Nuxie was even more than that in Cincinnati. Together with Marty, they did not just call Reds games. They defined Cincinnati. There was Marty telling you the umpire was off that night or that someone did not run out a ground ball. There was Nuxie telling everyone that “If you swing the bat, you’re dangerous.” They always seemed to be talking about something a little bit more than baseball. People have all sorts of opinions about how a sporting event should be announced, and I will admit being more susceptible than most to those opinions. But Nuxie’s broadcasting wasn’t about style or form or any of that. He made his mistakes, mispronounced some names, whatever. His humanity always came through. At the end of any broadcast, you would think: “Wow, that’s a great guy. I’d love to have a beer with him and just talk baseball.”

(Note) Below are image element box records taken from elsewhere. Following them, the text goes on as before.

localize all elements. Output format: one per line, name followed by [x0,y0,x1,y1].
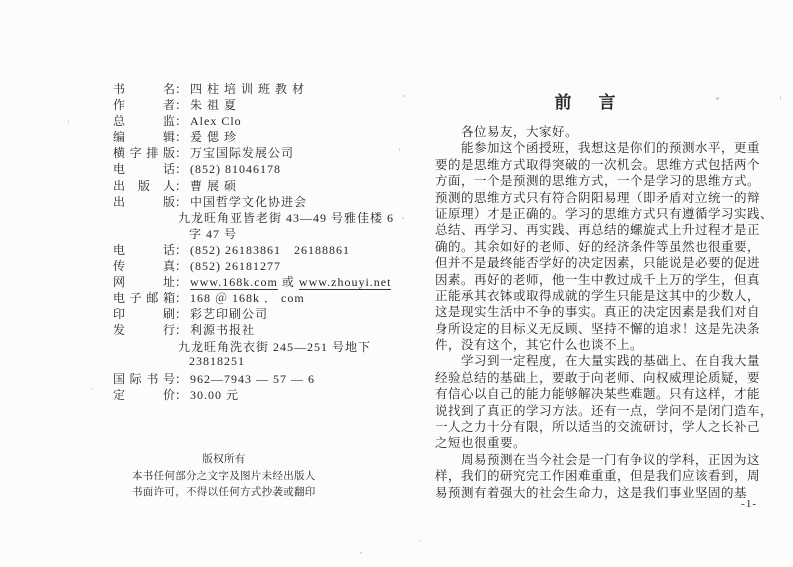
info-row [113,160,403,176]
info-row [113,273,403,289]
field-value: 23818251 [189,353,245,368]
info-row [113,257,403,273]
field-value: 朱 祖 夏 [190,98,238,113]
scan-speck [780,96,781,100]
field-label: 作 者 [113,98,175,113]
body-line: 证原理）才是正确的。学习的思维方式只有遵循学习实践、 [435,206,774,221]
website-url: www.zhouyi.net [298,275,392,290]
body-line: 预测的思维方式只有符合阴阳易理（即矛盾对立统一的辩 [435,190,761,205]
colon: ： [175,275,188,290]
body-line: 易预测有着强大的社会生命力，这是我们事业坚固的基 [435,485,748,500]
colon: ： [175,387,188,402]
info-row [113,305,403,321]
field-label: 书 名 [113,82,175,96]
info-row [113,386,403,402]
info-row [113,354,403,370]
info-row [113,193,403,209]
body-line: 有信心以自己的能力能够解决某些难题。只有这样，才能 [435,387,761,402]
body-line: 件，没有这个，其它什么也谈不上。 [435,338,644,353]
colon: ： [175,259,188,274]
info-row [113,225,403,241]
field-value: Alex Clo [190,114,242,129]
body-line: 身所设定的目标义无反顾、坚持不懈的追求！这是先决条 [435,321,761,336]
preface-title [435,88,735,113]
field-label: 印 刷 [113,307,175,322]
field-label: 电 子 邮 箱 [113,291,175,306]
info-row [113,177,403,193]
website-url: www.168k.com [190,275,278,290]
info-row [113,370,403,386]
colophon [113,80,403,402]
page-number: -1- [741,498,757,510]
scan-speck [403,95,405,97]
field-label: 出 版 人 [113,178,175,193]
field-label: 传 真 [113,259,175,274]
colon: ： [175,178,188,193]
field-value: 168 ＠ 168k ． com [190,291,305,306]
field-label: 电 话 [113,242,175,257]
body-line: 各位易友，大家好。 [461,125,579,139]
info-row [113,209,403,225]
field-value: (852) 26181277 [190,259,282,274]
copyright-title: 版权所有 [202,454,246,465]
field-value: 爰 偲 珍 [190,130,238,145]
field-label: 发 行 [113,323,175,338]
field-label: 定 价 [113,387,175,402]
body-line: 这是现实生活中不争的事实。真正的决定因素是我们对自 [435,305,761,320]
copyright-line: 书面许可，不得以任何方式抄袭或翻印 [132,487,316,498]
colon: ： [175,307,188,322]
colon: ： [175,82,188,96]
field-value: www.168k.com 或 www.zhouyi.net [190,275,392,290]
body-line: 总结、再学习、再实践、再总结的螺旋式上升过程才是正 [435,223,761,238]
info-row [113,96,403,112]
field-value: 万宝国际发展公司 [190,146,295,161]
field-value: 九龙旺角亚皆老街 43—49 号雅佳楼 6 [178,210,395,225]
scan-speck [716,97,719,100]
body-line: 方面，一个是预测的思维方式，一个是学习的思维方式。 [435,174,761,189]
field-value: 九龙旺角洗衣街 245—251 号地下 [178,339,372,354]
field-label: 总 监 [113,114,175,129]
preface-title-char: 前 [554,93,572,112]
field-label: 编 辑 [113,130,175,145]
colon: ： [175,371,188,386]
preface-title-char: 言 [598,93,616,112]
scan-speck [68,120,69,123]
info-row [113,241,403,257]
field-value: 30.00 元 [190,387,240,402]
info-row [113,80,403,96]
field-value: 字 47 号 [189,226,238,241]
colon: ： [175,291,188,306]
colon: ： [175,114,188,129]
field-value: 彩艺印刷公司 [190,307,269,322]
info-row [113,338,403,354]
field-value: (852) 26183861 26188861 [190,242,351,257]
scan-speck [92,388,93,390]
field-label: 出 版 [113,194,175,209]
field-label: 横 字 排 版 [113,146,175,161]
copyright-line: 本书任何部分之文字及图片未经出版人 [132,470,316,482]
body-line: 一人之力十分有限，所以适当的交流研讨，学人之长补己 [435,420,761,435]
body-line: 确的。其余如好的老师、好的经济条件等虽然也很重要， [435,239,761,254]
body-line: 因素。再好的老师，他一生中教过成千上万的学生，但真 [435,272,761,287]
body-line: 要的是思维方式取得突破的一次机会。思维方式包括两个 [435,157,761,172]
copyright-notice [132,452,316,502]
info-row [113,112,403,128]
body-line: 样，我们的研究完工作困难重重，但是我们应该看到，周 [435,469,761,484]
scan-speck [402,217,404,219]
colon: ： [175,98,188,113]
preface-body [435,124,774,501]
info-row [113,128,403,144]
info-row [113,144,403,160]
field-value: (852) 81046178 [190,162,282,177]
scan-speck [420,540,421,542]
field-value: 曹 展 硕 [190,178,238,193]
scan-speck [650,121,651,122]
field-value: 中国哲学文化协进会 [190,194,308,209]
info-row [113,289,403,305]
field-label: 国 际 书 号 [113,371,175,386]
body-line: 说找到了真正的学习方法。还有一点，学问不是闭门造车， [435,403,774,418]
body-line: 正能承其衣钵或取得成就的学生只能是这其中的少数人， [435,288,761,303]
colon: ： [175,162,188,177]
body-line: 周易预测在当今社会是一门有争议的学科，正因为这 [461,452,761,467]
field-label: 电 话 [113,162,175,177]
body-line: 能参加这个函授班，我想这是你们的预测水平，更重 [461,141,761,156]
field-value: 四 柱 培 训 班 教 材 [190,82,306,96]
field-value: 962—7943 — 57 — 6 [190,371,316,386]
scan-speck [399,148,400,151]
field-label: 网 址 [113,275,175,290]
colon: ： [175,242,188,257]
colon: ： [175,130,188,145]
info-row [113,321,403,337]
scan-speck [360,552,362,554]
body-line: 但并不是最终能否学好的决定因素，只能说是必要的促进 [435,256,761,271]
colon: ： [175,194,188,209]
body-line: 之短也很重要。 [435,436,527,451]
field-value: 利源书报社 [190,323,256,338]
body-line: 经验总结的基础上，要敢于向老师、向权威理论质疑，要 [435,370,761,385]
body-line: 学习到一定程度，在大量实践的基础上、在自我大量 [461,354,761,369]
colon: ： [175,146,188,161]
colon: ： [175,323,188,338]
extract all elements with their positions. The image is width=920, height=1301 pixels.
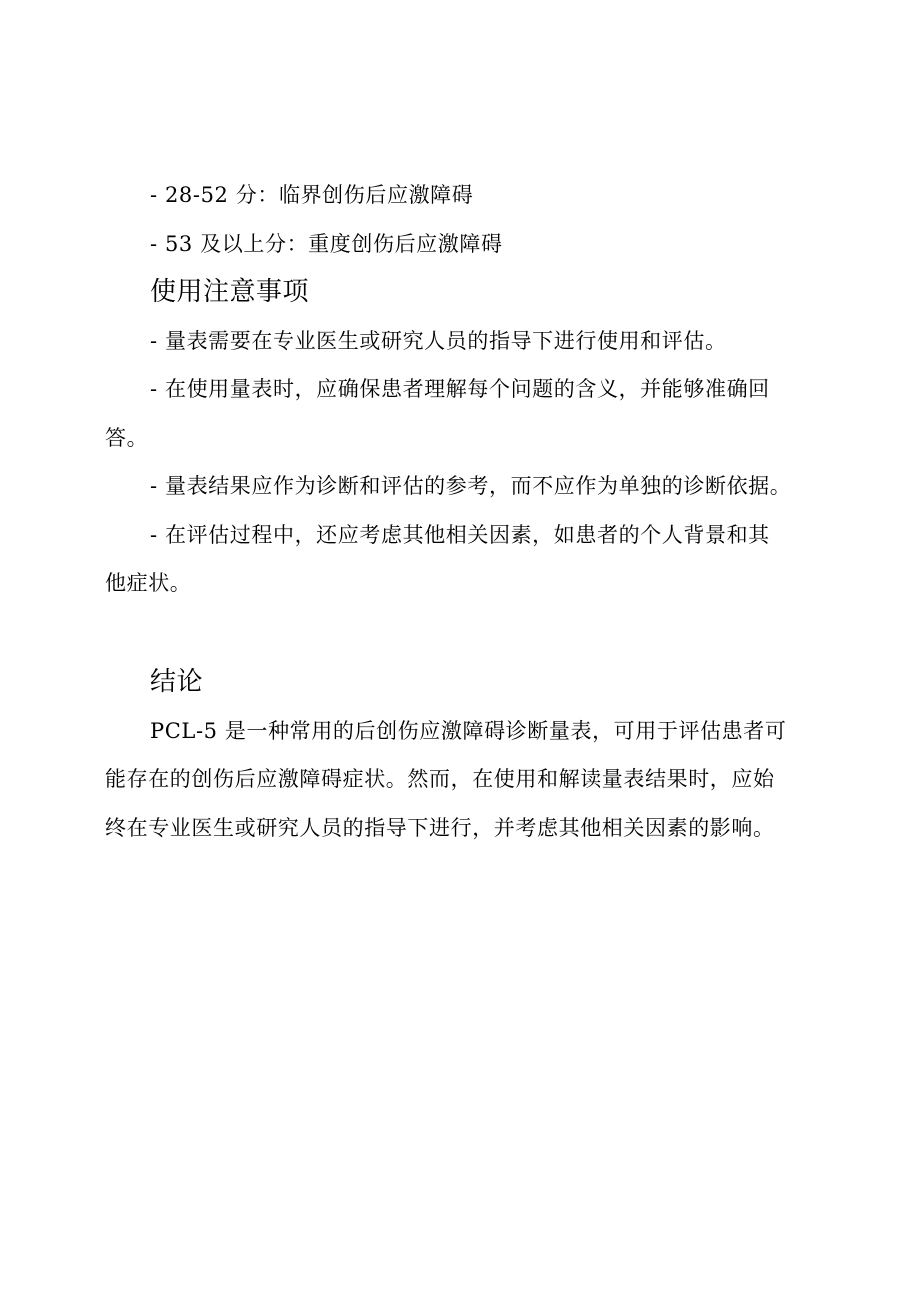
conclusion-line-3: 终在专业医生或研究人员的指导下进行，并考虑其他相关因素的影响。 xyxy=(105,816,775,840)
score-range-severe: - 53 及以上分：重度创伤后应激障碍 xyxy=(150,232,503,256)
usage-note-1: - 量表需要在专业医生或研究人员的指导下进行使用和评估。 xyxy=(150,329,727,353)
conclusion-line-1: PCL-5 是一种常用的后创伤应激障碍诊断量表，可用于评估患者可 xyxy=(150,719,787,743)
section-heading-usage-notes: 使用注意事项 xyxy=(150,277,310,307)
section-heading-conclusion: 结论 xyxy=(150,667,204,697)
conclusion-line-2: 能存在的创伤后应激障碍症状。然而，在使用和解读量表结果时，应始 xyxy=(105,767,775,791)
usage-note-2: - 在使用量表时，应确保患者理解每个问题的含义，并能够准确回 xyxy=(150,377,770,401)
usage-note-4-continuation: 他症状。 xyxy=(105,571,192,595)
usage-note-4: - 在评估过程中，还应考虑其他相关因素，如患者的个人背景和其 xyxy=(150,523,770,547)
usage-note-2-continuation: 答。 xyxy=(105,426,149,450)
score-range-moderate: - 28-52 分：临界创伤后应激障碍 xyxy=(150,183,474,207)
usage-note-3: - 量表结果应作为诊断和评估的参考，而不应作为单独的诊断依据。 xyxy=(150,474,792,498)
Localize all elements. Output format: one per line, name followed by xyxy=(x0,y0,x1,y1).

I had that chance a time or two during my Cincinnati columnist days. And if you’ve ever heard Joe Nuxhall call a baseball game, you already know what it was like. Everybody loved Nuxie.
Joe Nuxhall retired in 2004, but he would pop back into the booth every now and again. He had a lot of health problems in his final days, — he was in and out of hospitals — but he still made his way around town, working the endless number of charities that wanted his name connected to their causes. He died late Thursday night. He was 79.
Nuxie used to end every broadcast the same way — he used to say, “This is the ol’ lefthander rounding third and heading for home.” When you heard that, I don’t know, it just made you feel like you were home too. Sully was right. He was the biggest man in town.